The ATPDEA has also produced, and will continue to produce, massive economic advantages to America and Ecuador. As noted in the U.S. Trade Representative's (USTR) 2012 National Trade Estimate Report, exports to Ecuador last year were $6.1 billion, up 27 percent from 2007 – the highest growth rate among Latin American countries. Corresponding U.S. imports from Ecuador were $9.6 billion, up 29.1 percent from 2010.
The ATPDEA has also been the best cooperation tool both countries share to combat drug trafficking. The program has been increasingly successful in achieving its goal of preventing drug trafficking in Latin America, and has been essential in creating employment opportunities that encourage development in Ecuador, allowing the country to focus on drug eradication.

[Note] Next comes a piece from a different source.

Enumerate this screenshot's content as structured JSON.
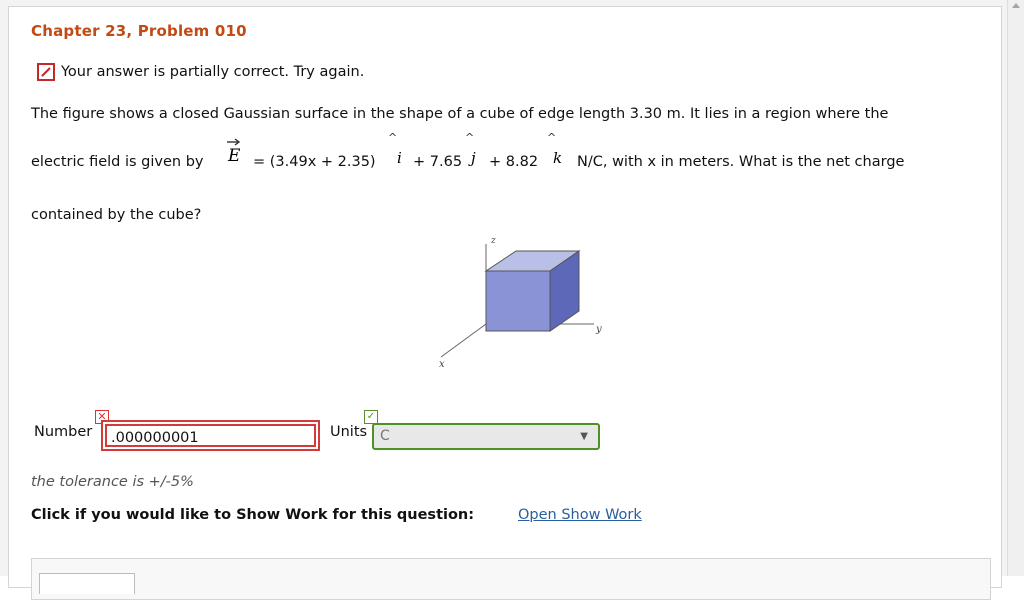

Particularly, ATPDEA-dependent products that flourish near the north-central Colombian border, known for its opium and coca-leaf plantations, have helped displace drug production while supporting development in the region. As the USTR explains in a 2010 report, the government “has continued to reinforce its security presence in the northern border area with an increased number of military operations each year since 2007.”
By spurring economic growth and security in Ecuador, the ATPDEA has also allowed the government to improve various development indicators, such as reducing poverty and inequality. In five years, Ecuador has reduced poverty from 37.6 percent in 2006 to 28.6 percent in 2011. According to a May 2012 report by the UK's Centre for Economic Policy Research, “Ecuador’s recovery from the recent recession has been robust enough to show real progress in the labor market. Unemployment is currently at 4.9 percent, while the minimum wage has risen by about 40 percent in real terms.”
Aided by the ATPDEA, the government has nurtured initiatives to support the private sector, civil society, education and the environment. Our international credit rating has continuously improved in the midst of a global recession, and we have warmly welcomed an increase in foreign investors, including many American companies who have started or expanded business in the country. We are proud to announce that Halliburton and Schlumberger, among others, have started business in Ecuador.
The ATPDEA is a “win-win” policy for both countries. But its renewal in the U.S. is by no means secure. Standing in the way is a well-oiled lobbying campaign, organized and funded by special interest groups with a narrow agenda. They seek to hold thousands of jobs hostage to support their personal interests.
We are confident that good policy will prevail, and the ATPDEA will be renewed by the U.S. when it is up for extension in 2013. Such a move will ensure that the best days for U.S.-Ecuador relations are ahead of us.